The judge’s decision dismissed Carroll’s counterclaim against Yost, in part by saying that Carroll had contradicted himself in asserting that the loans wouldn’t have to be repaid had he and Anne stayed married. That “it was the divorce action that triggered the present situation is clear from the pleadings in the case,” Cole wrote. Still, the judge wrote, “to put it colloquially, there is a good deal of smoke here, and Carroll should be allowed to adequately allege there is fire.”

Then the judge unleashed on the other parties. By not listing the notes as liabilities on mortgage applications but declaring them as liabilities in her ongoing divorce proceedings, Anne, he wrote, “had her proverbial father’s cake and ate it, too.” He added that “depending on the circumstances, there may be some concern over laws relating to bank fraud.”

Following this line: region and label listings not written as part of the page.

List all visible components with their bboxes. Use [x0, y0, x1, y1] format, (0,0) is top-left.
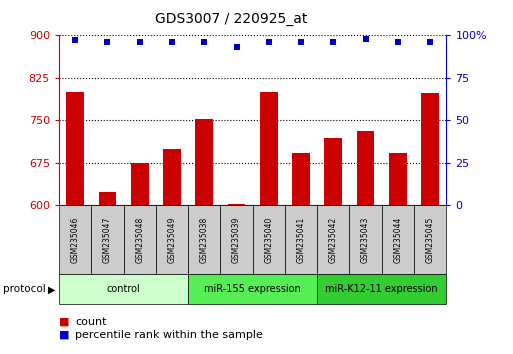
Text: count: count: [75, 317, 107, 327]
Bar: [98, 192, 116, 205]
Bar: [357, 131, 374, 205]
Point: [103, 39, 111, 45]
Text: protocol: protocol: [3, 284, 45, 295]
Bar: [421, 93, 439, 205]
Text: GSM235042: GSM235042: [329, 217, 338, 263]
Point: [232, 45, 241, 50]
Point: [265, 39, 273, 45]
Bar: [163, 149, 181, 205]
Text: control: control: [107, 284, 141, 295]
Bar: [324, 138, 342, 205]
Point: [71, 38, 79, 43]
Text: GSM235038: GSM235038: [200, 217, 209, 263]
Bar: [260, 92, 278, 205]
Point: [329, 39, 338, 45]
Text: GSM235040: GSM235040: [264, 217, 273, 263]
Point: [135, 39, 144, 45]
Point: [297, 39, 305, 45]
Text: ■: ■: [59, 330, 69, 339]
Bar: [66, 92, 84, 205]
Text: GDS3007 / 220925_at: GDS3007 / 220925_at: [154, 12, 307, 27]
Bar: [292, 153, 310, 205]
Text: ▶: ▶: [48, 284, 55, 295]
Point: [362, 36, 370, 42]
Point: [394, 39, 402, 45]
Text: GSM235039: GSM235039: [232, 217, 241, 263]
Text: GSM235043: GSM235043: [361, 217, 370, 263]
Point: [168, 39, 176, 45]
Text: percentile rank within the sample: percentile rank within the sample: [75, 330, 263, 339]
Point: [200, 39, 208, 45]
Text: GSM235049: GSM235049: [167, 217, 176, 263]
Text: GSM235048: GSM235048: [135, 217, 144, 263]
Bar: [195, 119, 213, 205]
Text: miR-K12-11 expression: miR-K12-11 expression: [325, 284, 438, 295]
Text: GSM235047: GSM235047: [103, 217, 112, 263]
Bar: [131, 163, 149, 205]
Text: GSM235041: GSM235041: [297, 217, 306, 263]
Text: GSM235046: GSM235046: [71, 217, 80, 263]
Text: ■: ■: [59, 317, 69, 327]
Text: GSM235045: GSM235045: [426, 217, 435, 263]
Point: [426, 39, 435, 45]
Text: miR-155 expression: miR-155 expression: [204, 284, 301, 295]
Bar: [228, 204, 245, 205]
Text: GSM235044: GSM235044: [393, 217, 402, 263]
Bar: [389, 153, 407, 205]
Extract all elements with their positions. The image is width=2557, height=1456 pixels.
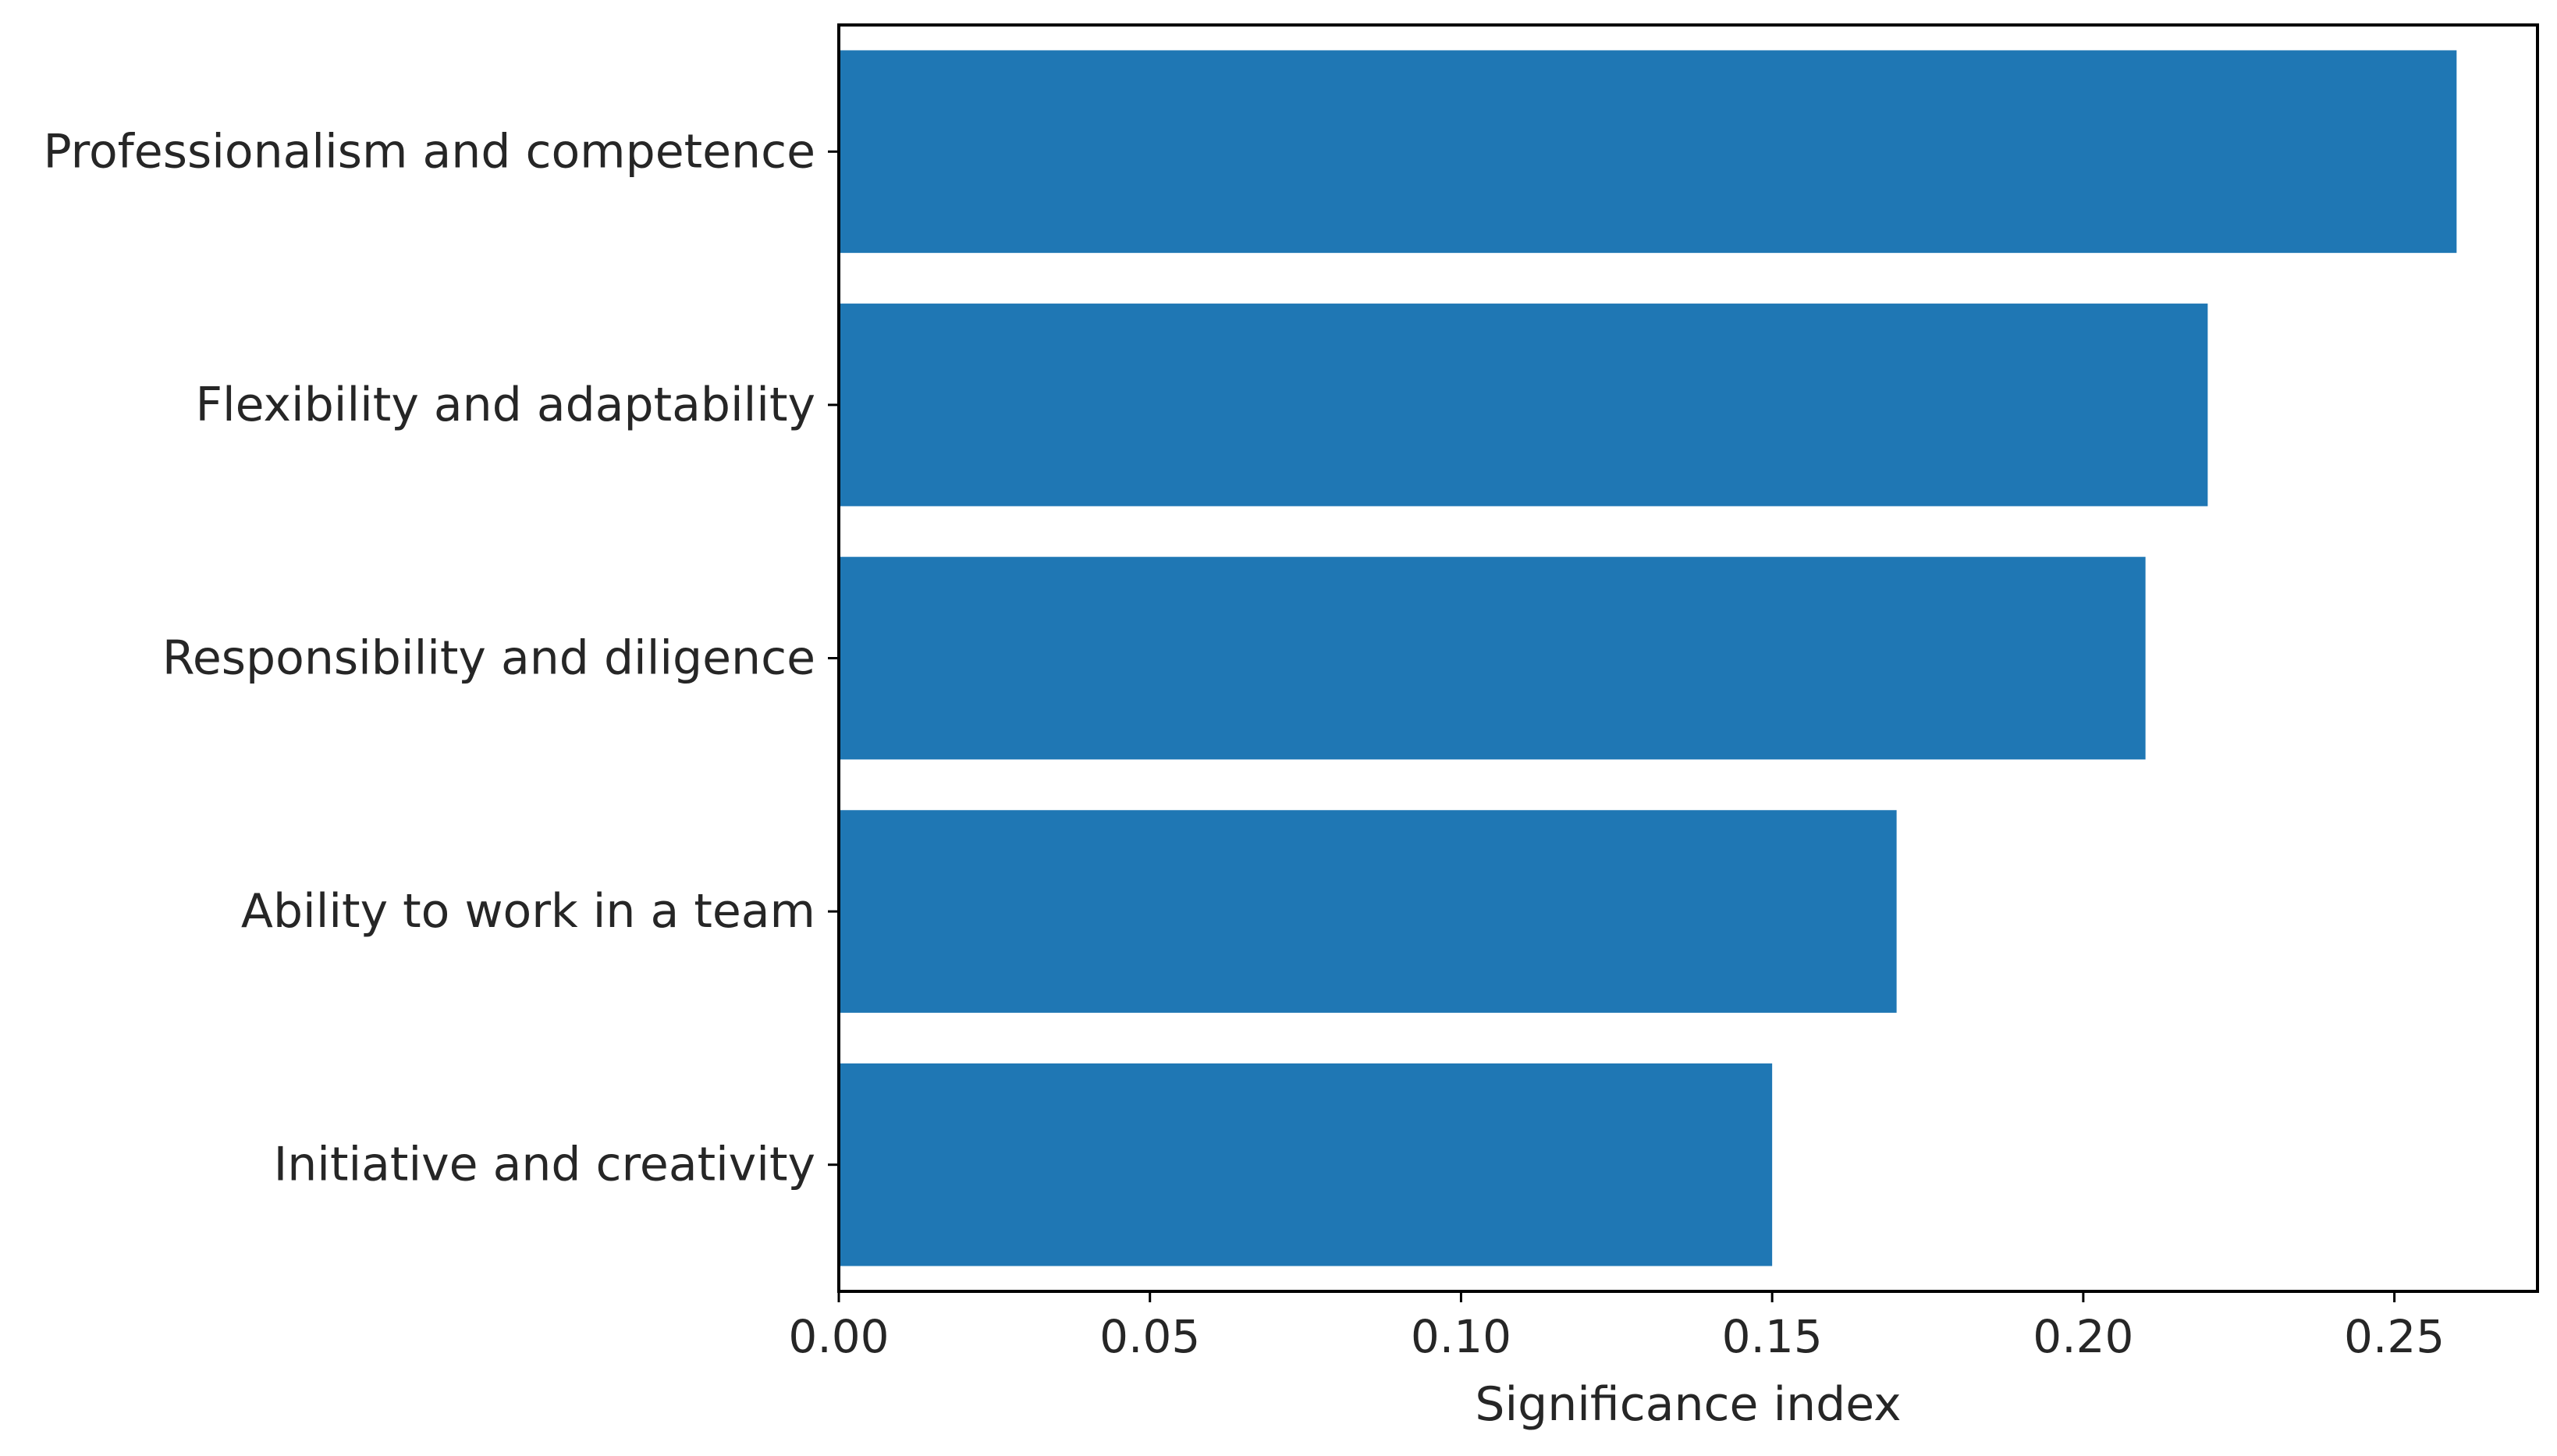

Judge Cole also took Yost to task.

“It was Mr. Yost who brought the family’s dirty laundry to federal court, and given the repeated allegations by Mr. Carroll of an attempt by Mr. Yost to evade gift taxes — not to mention the fact that the tax-payers are, in effect, subsidizing this case — the needle on the “chutzpah” detector would seem to point to Mr. Yost perhaps as much as it does to Mr. Carroll — depending, of course, on the truthfulness of the allegations by Mr. Carroll.” Judge Cole added that “where the truth lies remains to be seen.”

Yost’s lawyer, Stone, said the case was continuing, with a March 7 video hearing scheduled on the pace of depositions and discovery. Meanwhile, she added, Anne and Morgan Carroll’s split is still wending its way through an Illinois state court.

Crouch said that the case was becoming the talk of estate planning lawyers for the affluent. “If what the son-in-law is saying is true, Yost needs to clean this up quickly,” he said. So do the other parties, he added. Under IRS rules, a recipient of a gift can be liable for unpaid gift tax.

Crouch wrote in his blog post on Jan. 31 that “based on the court’s order, the IRS, and possibly the Department of Justice, could be making inquiries of the parties soon.” What’s clear, he said in the interview: “They need to get that divorce over. Somebody’s going to have to approach the IRS and do some sort of voluntary disclosure.”